15. The coding apparatus according to claim 14 , wherein the setting processor switches between a setting method of changing in the predetermined range and a setting method of changing in the range corresponding to the (m-1)-th optimal pitch coefficient.

16. A communication terminal apparatus including a coding apparatus according to claim 1 .

17. A base station apparatus including a coding apparatus according to claim 1 .

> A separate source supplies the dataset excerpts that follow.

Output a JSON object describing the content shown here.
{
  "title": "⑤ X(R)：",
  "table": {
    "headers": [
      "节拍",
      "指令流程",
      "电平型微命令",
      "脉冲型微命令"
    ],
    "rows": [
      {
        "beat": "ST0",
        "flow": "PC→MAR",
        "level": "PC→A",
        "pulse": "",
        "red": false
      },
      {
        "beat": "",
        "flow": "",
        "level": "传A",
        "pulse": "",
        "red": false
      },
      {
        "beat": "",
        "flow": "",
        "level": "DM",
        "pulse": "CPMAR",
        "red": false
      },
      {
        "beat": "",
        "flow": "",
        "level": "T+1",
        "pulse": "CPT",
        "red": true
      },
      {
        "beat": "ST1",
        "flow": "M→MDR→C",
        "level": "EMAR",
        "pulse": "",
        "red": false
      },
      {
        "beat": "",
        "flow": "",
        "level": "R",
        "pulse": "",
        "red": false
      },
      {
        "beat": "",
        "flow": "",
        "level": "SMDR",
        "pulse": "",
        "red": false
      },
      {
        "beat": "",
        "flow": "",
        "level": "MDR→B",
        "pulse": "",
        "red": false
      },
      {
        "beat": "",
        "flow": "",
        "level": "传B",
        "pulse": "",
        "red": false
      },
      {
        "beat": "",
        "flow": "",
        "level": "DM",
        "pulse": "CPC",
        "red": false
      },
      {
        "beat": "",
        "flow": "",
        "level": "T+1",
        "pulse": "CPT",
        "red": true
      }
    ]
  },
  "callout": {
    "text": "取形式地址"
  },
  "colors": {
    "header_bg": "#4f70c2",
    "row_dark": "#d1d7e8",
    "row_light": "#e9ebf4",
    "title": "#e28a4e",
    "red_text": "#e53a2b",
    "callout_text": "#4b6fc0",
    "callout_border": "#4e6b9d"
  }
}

18. A decoding apparatus comprising: a receiver that receives first encoded information generated in a coding apparatus and obtained by encoding a low frequency band of an input speech/sound signal equal to or lower than a predetermined frequency and second encoded information obtained by dividing a high frequency band of the input speech/sound signal higher than the predetermined frequency into a plurality of subbands and estimating each of the plurality of subbands based on the input speech/sound signal or a first decoded signal obtained by decoding the first encoded information using an estimation result in a neighboring subband; a first decoder that decodes the first encoded information to generate a second decoded signal; and a second decoder that generates a third decoded signal by estimating the high frequency band of the input speech/sound signal based on the second decoded signal, using the decoded result in the neighboring subband obtained by using the second encoded information.

19. A communication terminal apparatus including a decoding apparatus according to claim 18 .

20. A base station apparatus including a decoding apparatus according to claim 18 .

21. A coding method performed by a processor, comprising: encoding a low frequency band of an input speech/sound signal equal to or lower than a predetermined frequency to generate first encoded information; decoding the first encoded information to generate a decoded signal; and generating second encoded information by dividing a high frequency band of the input speech/sound signal higher than the predetermined frequency into a plurality of subbands and estimating each of the plurality of subbands based on the input speech/sound signal or the decoded signal, using an estimation result in a neighboring subband.

22. A decoding method performed by a processor, comprising: receiving first encoded information that is generated in a coding apparatus and obtained by encoding a low frequency band of an input speech/sound signal lower than a predetermined frequency and second encoded information that is obtained by dividing a high frequency band of the input speech/sound signal higher than the predetermined frequency into a plurality of subbands and estimating each of the plurality of subbands based on the input speech/sound signal or a first decoded signal obtained by decoding the first encoded information, using an estimation result in a neighboring subband; decoding the first encoded information to generate a second decoded signal; and generating a third decoded signal by estimating the high frequency band of the input signal based on the second decoded signal, using a decoded result in the neighboring subband obtained by using the second encoded information.